这情形,让企图蒙混出城的青檀冒出一头冷汗。如果就这么走出去,是绝无可能混过去的。一阵吵闹声由远及近。她透过缝隙望去,见是几名官兵沿街搜索,看到小女孩就上前盘问,连街边乞讨的小叫花子也不放过。眼看着官兵们一路搜了过来,她浑身哆嗦着,惊慌失措。
一名士兵隐约看到前面的一堆烂筐里似乎有东西在动。几步迈上前去,抓住一只筐子就是一掀。
筐子底下空空如也。再接再励,把筐子一只只扔开,翻了个底朝天,也没发现什么活物。
大概是看错了。他对自己说。
与此同时,原本停在旁边等出城的一辆马车缓缓向前移动。锦缎车帘微动,香气丝缕溢出。
在士兵掀开最后一只筐子的前一刻,青檀从另一侧拱出去,钻进了马车的车厢之中。此时,她正蜷在马车的一角,睁着一对惊慌的眼睛,望着车内坐着的一名女子。这女子少妇打扮,衣着华丽,肤色胜雪,一张下巴尖尖的瓜子脸分外俏丽。车厢里充斥着浓浓的香气,闻起来欲仙欲醉。女子对于这个突然钻进来的脏兮兮的女孩,没有尖叫,也没有嫌恶,只稍稍讶异地抬了抬左眉,感兴趣地打量着她。

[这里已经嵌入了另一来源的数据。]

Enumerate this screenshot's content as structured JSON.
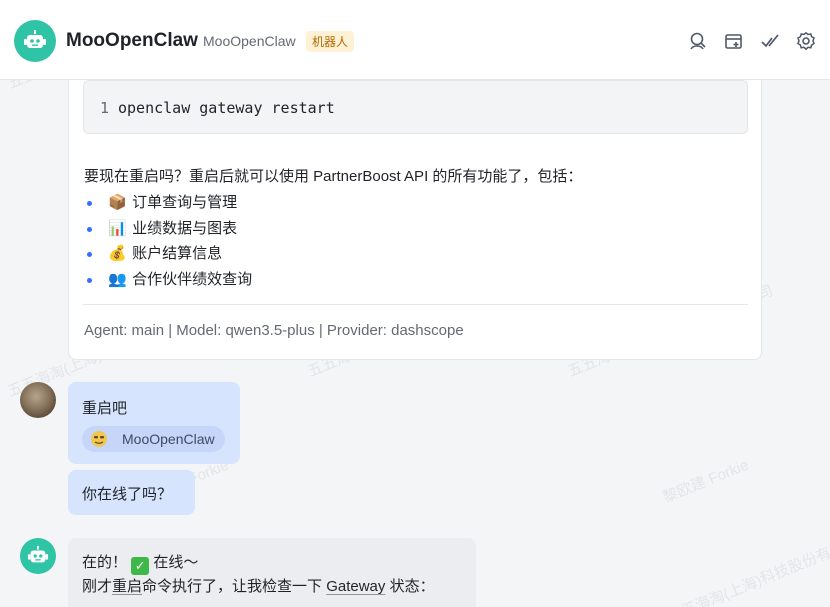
{
  "header": {
    "title": "MooOpenClaw",
    "subtitle": "MooOpenClaw",
    "badge": "机器人",
    "icons": [
      "search-person-icon",
      "add-tab-icon",
      "check-edit-icon",
      "gear-icon"
    ]
  },
  "message_bot_1": {
    "code": {
      "line_number": "1",
      "text": "openclaw gateway restart"
    },
    "paragraph": "要现在重启吗？重启后就可以使用 PartnerBoost API 的所有功能了，包括：",
    "features": [
      {
        "emoji": "📦",
        "label": "订单查询与管理"
      },
      {
        "emoji": "📊",
        "label": "业绩数据与图表"
      },
      {
        "emoji": "💰",
        "label": "账户结算信息"
      },
      {
        "emoji": "👥",
        "label": "合作伙伴绩效查询"
      }
    ],
    "meta": "Agent: main | Model: qwen3.5-plus | Provider: dashscope"
  },
  "message_user_1": {
    "text": "重启吧",
    "mention": "MooOpenClaw"
  },
  "message_user_2": {
    "text": "你在线了吗？"
  },
  "message_bot_2": {
    "line1_prefix": "在的！",
    "line1_check": "✓",
    "line1_suffix": "在线～",
    "line2_a": "刚才",
    "line2_b": "重启",
    "line2_c": "命令执行了，让我检查一下 ",
    "line2_d": "Gateway",
    "line2_e": " 状态："
  },
  "watermarks": [
    "五五海淘(上海)科技股份有限公司",
    "黎欧建 Forkie"
  ],
  "colors": {
    "bot_teal": "#2ec4a5",
    "user_bubble": "#d6e4fd",
    "bullet_blue": "#3370ff",
    "badge_bg": "#fff1d6"
  }
}
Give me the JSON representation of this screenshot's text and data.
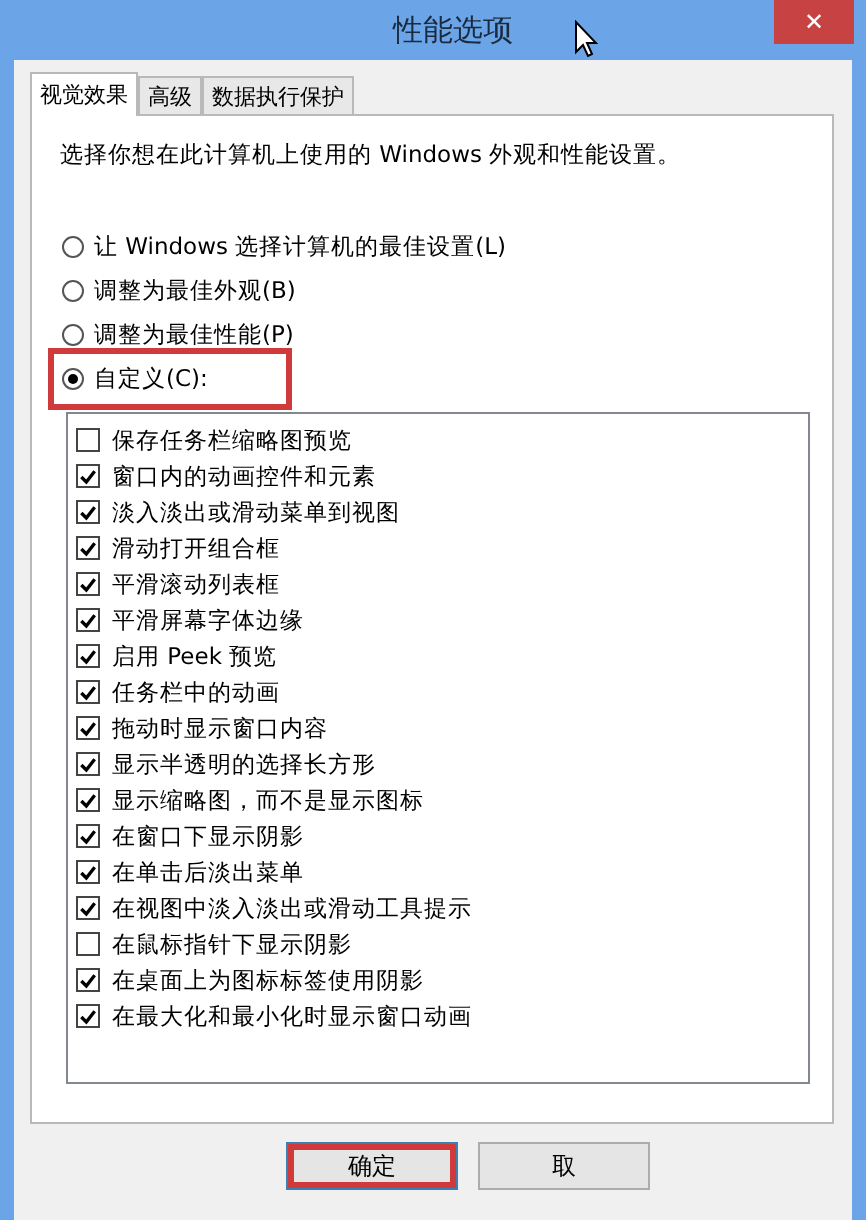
{
  "window": {
    "title": "性能选项",
    "close": "✕"
  },
  "tabs": [
    {
      "label": "视觉效果",
      "selected": true
    },
    {
      "label": "高级",
      "selected": false
    },
    {
      "label": "数据执行保护",
      "selected": false
    }
  ],
  "description": "选择你想在此计算机上使用的 Windows 外观和性能设置。",
  "radios": [
    {
      "label": "让 Windows 选择计算机的最佳设置(L)",
      "selected": false,
      "highlighted": false
    },
    {
      "label": "调整为最佳外观(B)",
      "selected": false,
      "highlighted": false
    },
    {
      "label": "调整为最佳性能(P)",
      "selected": false,
      "highlighted": false
    },
    {
      "label": "自定义(C):",
      "selected": true,
      "highlighted": true
    }
  ],
  "effects": [
    {
      "label": "保存任务栏缩略图预览",
      "checked": false
    },
    {
      "label": "窗口内的动画控件和元素",
      "checked": true
    },
    {
      "label": "淡入淡出或滑动菜单到视图",
      "checked": true
    },
    {
      "label": "滑动打开组合框",
      "checked": true
    },
    {
      "label": "平滑滚动列表框",
      "checked": true
    },
    {
      "label": "平滑屏幕字体边缘",
      "checked": true
    },
    {
      "label": "启用 Peek 预览",
      "checked": true
    },
    {
      "label": "任务栏中的动画",
      "checked": true
    },
    {
      "label": "拖动时显示窗口内容",
      "checked": true
    },
    {
      "label": "显示半透明的选择长方形",
      "checked": true
    },
    {
      "label": "显示缩略图，而不是显示图标",
      "checked": true
    },
    {
      "label": "在窗口下显示阴影",
      "checked": true
    },
    {
      "label": "在单击后淡出菜单",
      "checked": true
    },
    {
      "label": "在视图中淡入淡出或滑动工具提示",
      "checked": true
    },
    {
      "label": "在鼠标指针下显示阴影",
      "checked": false
    },
    {
      "label": "在桌面上为图标标签使用阴影",
      "checked": true
    },
    {
      "label": "在最大化和最小化时显示窗口动画",
      "checked": true
    }
  ],
  "buttons": [
    {
      "label": "确定",
      "highlighted": true
    },
    {
      "label": "取",
      "highlighted": false
    }
  ]
}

美妇虽然没有声张,青檀的恐惧却没有减半分,反而愈发地害怕。因为青檀分明看到美妇身后探出一条细长的雪白大尾,末端搭在她自己的肩上,尾梢轻轻甩动。再看美妇的眼睛,瞳仁虽是漆黑,却时不时地闪过一层莹莹绿光。
这女人到底是什么东西?!
作者有话要说:
即使是世界末日也要更新,感人有木有!
如果今天真是世界末日,记得我爱你们!
快给我留言,要不没机会了,我都不知道你来过。
晚上要吃顿冬至饺子哦,明天如果世界还在,继续更新。
☆、4
这女人到底是什么东西?!
恐惧感让她几乎要跳起来逃出车厢去,这时马车已到了城门口,车外传来守卫的一声问话:“把车帘掀开搜查!”吓得她一屁股又坐了回去。

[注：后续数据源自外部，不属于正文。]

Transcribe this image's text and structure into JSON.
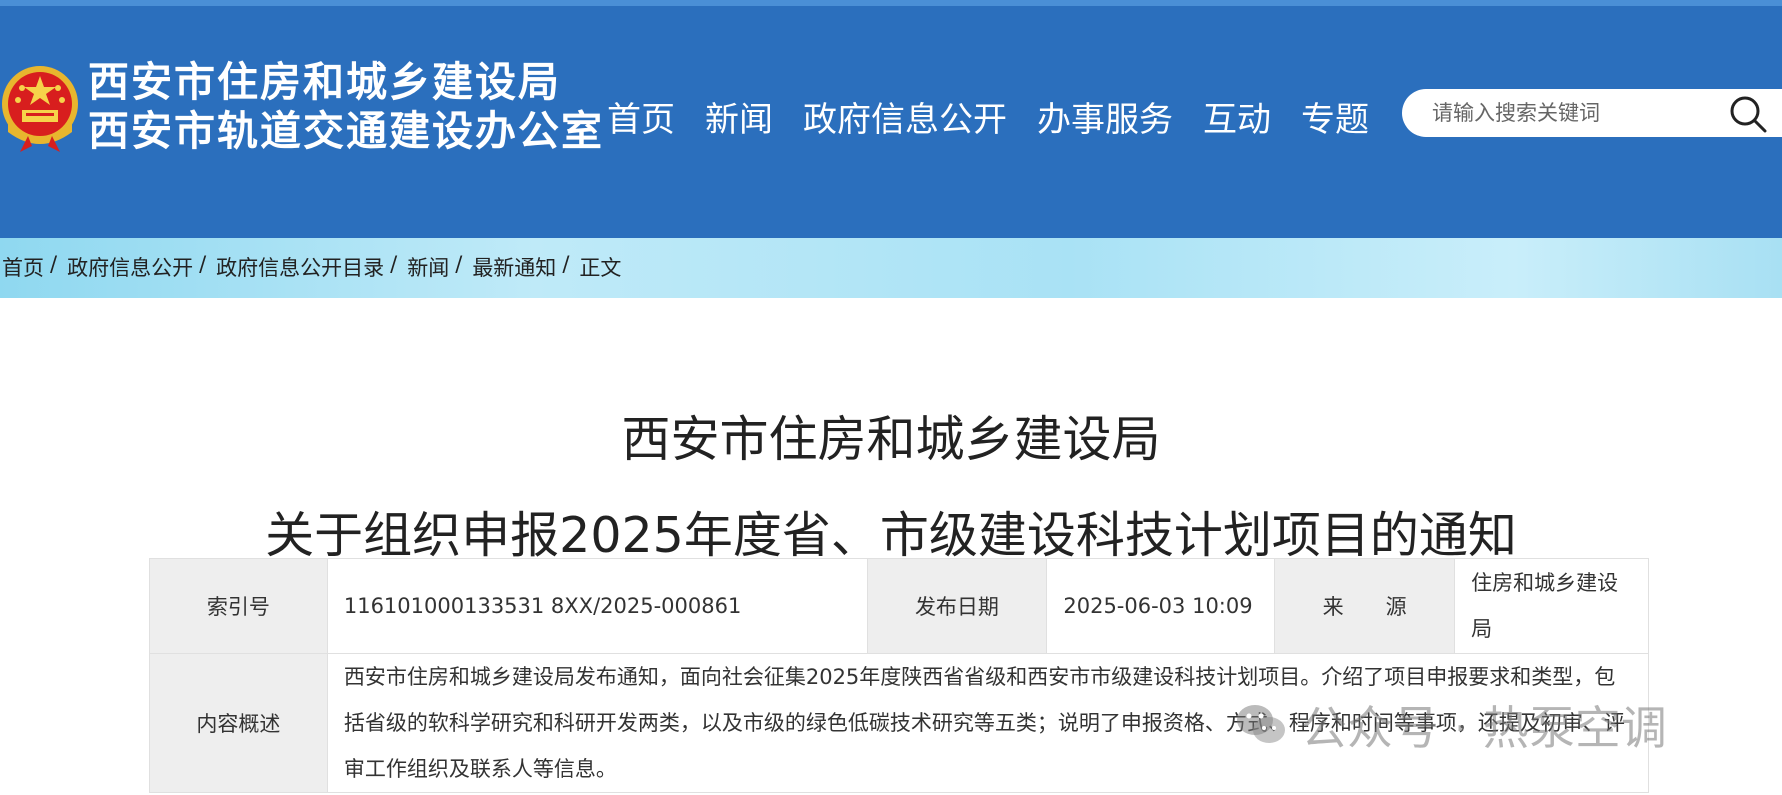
{
  "header": {
    "site_name_line1": "西安市住房和城乡建设局",
    "site_name_line2": "西安市轨道交通建设办公室",
    "emblem_icon": "national-emblem-icon",
    "nav": [
      "首页",
      "新闻",
      "政府信息公开",
      "办事服务",
      "互动",
      "专题"
    ],
    "search": {
      "placeholder": "请输入搜索关键词",
      "icon": "search-icon"
    },
    "colors": {
      "header_bg": "#2b6fbd"
    }
  },
  "breadcrumb": {
    "items": [
      "首页",
      "政府信息公开",
      "政府信息公开目录",
      "新闻",
      "最新通知"
    ],
    "separator": "/",
    "current": "正文"
  },
  "document": {
    "title_line1": "西安市住房和城乡建设局",
    "title_line2": "关于组织申报2025年度省、市级建设科技计划项目的通知",
    "meta": {
      "index_label": "索引号",
      "index_value": "116101000133531 8XX/2025-000861",
      "date_label": "发布日期",
      "date_value": "2025-06-03 10:09",
      "source_label": "来　　源",
      "source_value": "住房和城乡建设局",
      "summary_label": "内容概述",
      "summary_value": "西安市住房和城乡建设局发布通知，面向社会征集2025年度陕西省省级和西安市市级建设科技计划项目。介绍了项目申报要求和类型，包括省级的软科学研究和科研开发两类，以及市级的绿色低碳技术研究等五类；说明了申报资格、方式、程序和时间等事项，还提及初审、评审工作组织及联系人等信息。"
    }
  },
  "watermark": {
    "text": "公众号 · 热泵空调",
    "icon": "wechat-icon"
  }
}
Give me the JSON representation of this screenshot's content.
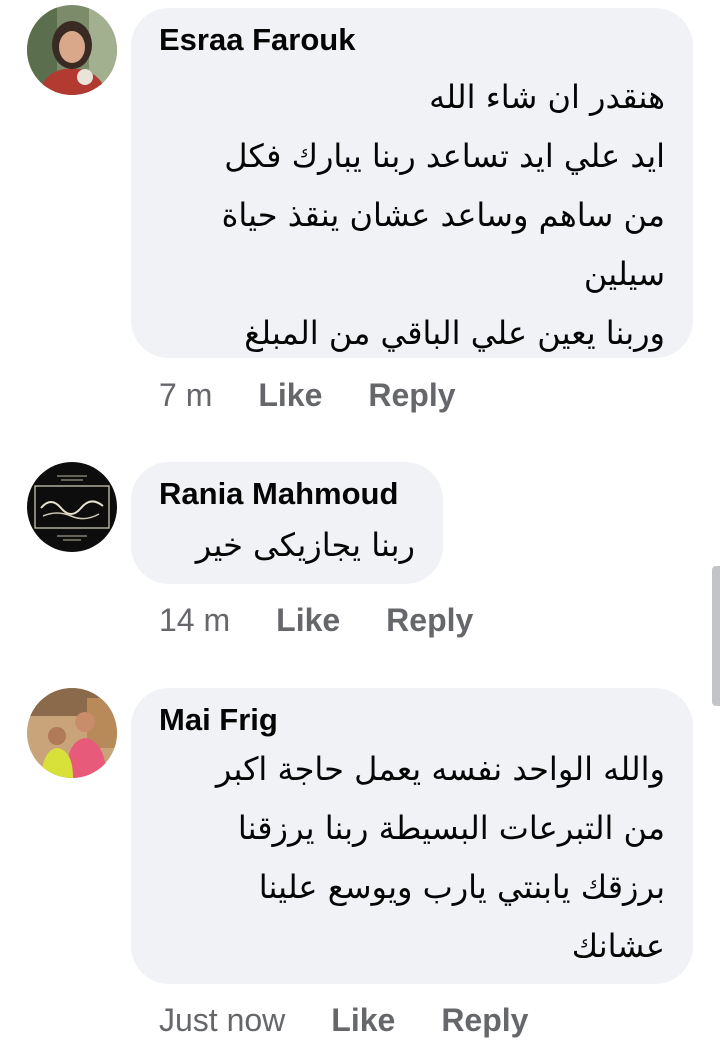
{
  "comments": [
    {
      "author": "Esraa Farouk",
      "lines": [
        "هنقدر ان شاء الله",
        "ايد علي ايد تساعد ربنا يبارك فكل",
        "من ساهم وساعد عشان ينقذ حياة",
        "سيلين",
        "وربنا يعين علي الباقي من المبلغ"
      ],
      "time": "7 m",
      "like": "Like",
      "reply": "Reply"
    },
    {
      "author": "Rania Mahmoud",
      "lines": [
        "ربنا يجازيكى خير"
      ],
      "time": "14 m",
      "like": "Like",
      "reply": "Reply"
    },
    {
      "author": "Mai Frig",
      "lines": [
        "والله الواحد نفسه يعمل حاجة اكبر",
        "من  التبرعات البسيطة ربنا يرزقنا",
        "برزقك يابنتي يارب ويوسع علينا",
        "عشانك"
      ],
      "time": "Just now",
      "like": "Like",
      "reply": "Reply"
    }
  ],
  "colors": {
    "bubble": "#f0f2f5",
    "meta": "#65676b",
    "text": "#050505"
  }
}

车外响起女孩子颇为恼火的话音:“车里坐的是我们家夫人,岂能让你搜查?”像是车内这女人的丫鬟。
卫兵粗暴地吼道:“少废话,闪开!”
丫鬟一声惊叫,被推到一边,旋即车帘被一把掀开了,探进卫兵那张粗鲁的脸。在他往里张望的一瞬,美妇的身体突然前倾,脸与卫兵对个正着,两人直直对视。青檀分明看见,美妇的双瞳变成绿色的漩涡,与她对视的卫兵忽然间两眼失神,脸色茫然。
这时车外的丫鬟一把推开卫兵,车帘也随之放了下来。美妇撤回身子,眸子已回复漆黑,笑笑地瞥了一眼躲在车角的女孩,那雪白大尾悬在半空,颇为得意地一招一摇。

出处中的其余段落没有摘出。